I like to respect a plant’s wishes and mimic what nature does when I plant things in my garden, so I keep mine spaced out. Some plants actually have the ability to chemically sabotage certain other plants that try to grow too close. I don’t know if Green Milkweed does, but it would not surprise me at all if some researcher eventually decides that it can prevent seedlings of the same species from growing nearby. It’s what it naturally seems to do in the field.
Speaking of seedlings sprouting, some research does indicate that fewer than one half of one percent of the Milkweeds seeds that are loosed by a plant under natural conditions in the wild become Milkweed seedlings that get old enough to be second year plants—one out of every two hundred. That’s not a great recruitment rate, so it’s a good thing mature plants live a long time.

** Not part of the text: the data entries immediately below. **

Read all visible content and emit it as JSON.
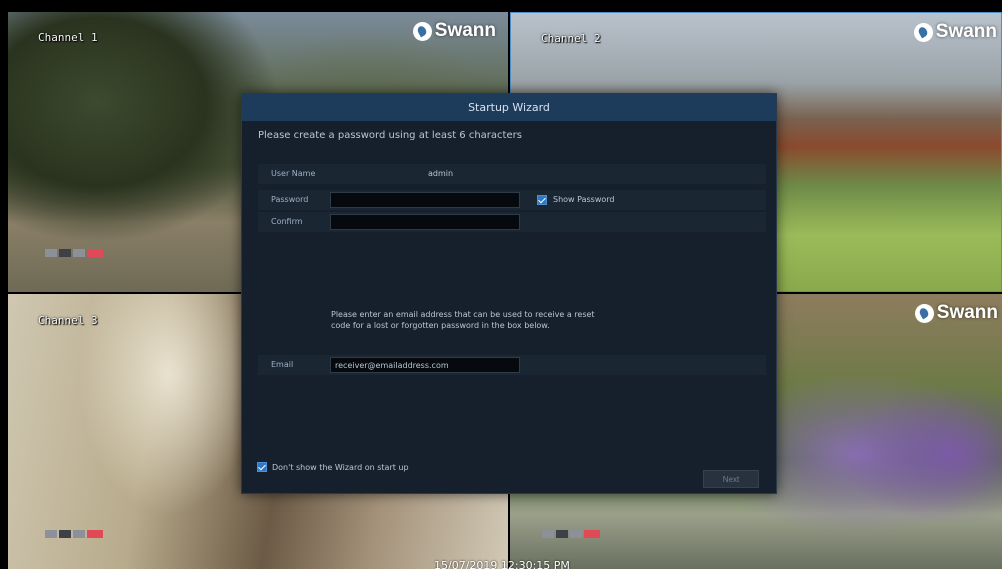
{
  "cameras": [
    {
      "label": "Channel 1",
      "brand": "Swann"
    },
    {
      "label": "Channel 2",
      "brand": "Swann"
    },
    {
      "label": "Channel 3",
      "brand": ""
    },
    {
      "label": "",
      "brand": "Swann"
    }
  ],
  "timestamp": "15/07/2019 12:30:15 PM",
  "wizard": {
    "title": "Startup Wizard",
    "instruction": "Please create a password using at least 6 characters",
    "username_label": "User Name",
    "username_value": "admin",
    "password_label": "Password",
    "password_value": "",
    "show_password_label": "Show Password",
    "confirm_label": "Confirm",
    "confirm_value": "",
    "hint": "Please enter an email address that can be used to receive a reset code for a lost or forgotten password in the box below.",
    "email_label": "Email",
    "email_value": "receiver@emailaddress.com",
    "dont_show_label": "Don't show the Wizard on start up",
    "next_label": "Next"
  },
  "colors": {
    "title_bar": "#1d3b5b",
    "panel_bg": "#16202c",
    "checkbox": "#2f78c4",
    "record_indicator": "#e04a56"
  }
}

Tiny seedlings may be eaten by small animals before they develop their poisonous and bitter latex sap. Friends tell me one rat in a greenhouse can wipe out a whole tray of Milkweed seedlings overnight. Outside, some seeds will get eaten or buried and simply never sprout. The seedlings need to stay continuously moist but not soggy for about three months until their taproot formation is under way. Fungus will kill some sprouts if they stay too wet. In North Texas, where high winds, high temperatures and dry weather can wither things in an afternoon, and torrential rains can cause flash flooding, that means a seed/sprout has to be pretty darned lucky to find all those conditions just right and escape being eaten in a given year. I tell you all this to say that although each seed pod (really called a follicle, but who does that?) contains about 100 seeds, you won’t find these seedlings taking over your garden. When I actually work at growing them from seed, the rabbits almost always devastate the sprouts. A plant that has been growing for a few months develops a nasty tasting sap that prevents most mammals from eating it after that.

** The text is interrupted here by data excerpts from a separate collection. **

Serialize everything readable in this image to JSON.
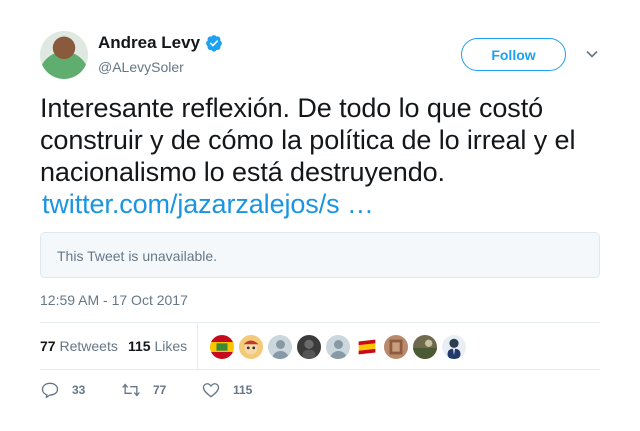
{
  "author": {
    "display_name": "Andrea Levy",
    "handle": "@ALevySoler",
    "verified": true
  },
  "follow_button": {
    "label": "Follow"
  },
  "tweet": {
    "text": "Interesante reflexión. De todo lo que costó construir y de cómo la política de lo irreal y el nacionalismo lo está destruyendo.",
    "link_text": "twitter.com/jazarzalejos/s …",
    "quoted_unavailable": "This Tweet is unavailable.",
    "timestamp": "12:59 AM - 17 Oct 2017"
  },
  "stats": {
    "retweets_count": "77",
    "retweets_label": "Retweets",
    "likes_count": "115",
    "likes_label": "Likes"
  },
  "likers": [
    {
      "icon": "flag-avatar"
    },
    {
      "icon": "cartoon-avatar"
    },
    {
      "icon": "default-avatar"
    },
    {
      "icon": "dark-photo-avatar"
    },
    {
      "icon": "default-avatar"
    },
    {
      "icon": "spain-flag-avatar"
    },
    {
      "icon": "photo-avatar"
    },
    {
      "icon": "landscape-avatar"
    },
    {
      "icon": "person-avatar"
    }
  ],
  "actions": {
    "reply_count": "33",
    "retweet_count": "77",
    "like_count": "115"
  },
  "colors": {
    "accent": "#1da1f2",
    "link": "#1b95e0",
    "muted": "#657786",
    "text": "#14171a",
    "border": "#e6ecf0"
  }
}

So why am I so in love with this plant? It’s a pollinator powerhouse. Monarch Butterflies, Queen Butterflies, and the Unexpected Cycnia Moth all need Milkweeds for their caterpillars to eat, but so many other butterflies large and small stop by to gather nectar. The leaves are just the right texture and emerge at just the right time to really please the Monarchs. It’s one of the Milkweeds most frequently chosen for egg laying when Monarchs have a choice of plants. I sometimes see male Monarchs simply flying patterns over a patch of Green Milkweeds. They are “patrolling” their chosen patch and will chase away anything orange, yellow or red that gets into their territory. They recognize the plants as good ones for egg laying and are waiting for the female Monarchs to happen along.
Colorful beetles in all shapes and sizes seem attracted to the plants, and some of those beetles actually need Milkweeds to survive too. While native bees and Honeybees probably don’t have to have Milkweeds, they sure appreciate its rich nectar, and are frequent visitors. It’s truly a hub of life in a prairie or in a garden, and it deserves to be given wider consideration as a garden plant in home settings.

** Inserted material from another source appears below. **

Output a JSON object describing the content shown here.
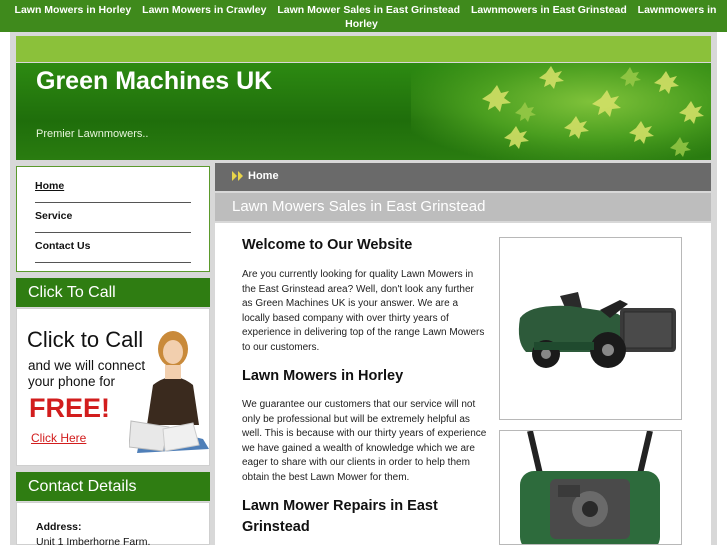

I also happen to think it’s pretty. Its lavender hoods contrast with the soft green of its petals, spreading wide, but not reaching out as far as the petal tips. The loose blousy irregular look of its flower heads is charming to me, and looks a little free spirited to my eye. A single plant may have multiple bloom heads, and older plants in reasonable conditions tend to send up many stems each year.
Maybe there’s space in your garden for one or more Milkweeds this year. I always recommend that people try to plant milkweeds native to their own area, and I’m so glad Green Milkweed is native to mine!